Considering blood pressure alone, compared with normal values, hypertension was associated with a 39% increased risk of cardiovascular death (hazard ratio [HR] 1.39; 95% confidence interval [CI] 1.17-1.63). When only fitness was considered, compared with high levels, low fitness was associated with a 74% higher odds of cardiovascular death (HR 1.74; 95% CI 1.35–2.23).

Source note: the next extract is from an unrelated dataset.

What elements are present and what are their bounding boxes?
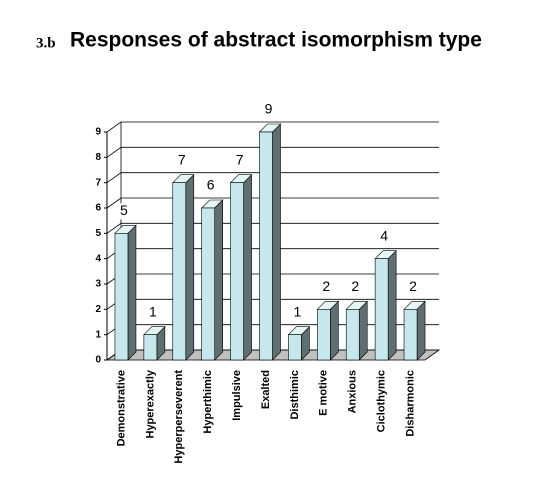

To assess the joint associations of blood pressure and fitness with cardiovascular risk, participants were classified into four groups: 1) normal blood pressure and high fitness (this was the reference group for comparison); 2) normal blood pressure and low fitness; 3) high blood pressure and high fitness; 4) High blood pressure and low fitness.
Men with high blood pressure and low fitness had twice the risk of cardiovascular death compared with men with normal blood pressure and high fitness (HR 2.35; 95% CI 1.81–3.04). When men with high blood pressure had high fitness levels, their elevated risk of heart attack persisted but was weaker: it was 55% higher than in men with normal blood pressure and high fitness (HR 1.55; 95% CI 1.16-2.07).
Professor Laukanen said: “Both high blood pressure and low fitness levels were associated with an increased risk of cardiovascular death. Higher fitness levels reduced, but did not eliminate, the risk of cardiovascular death in men with hypertension.”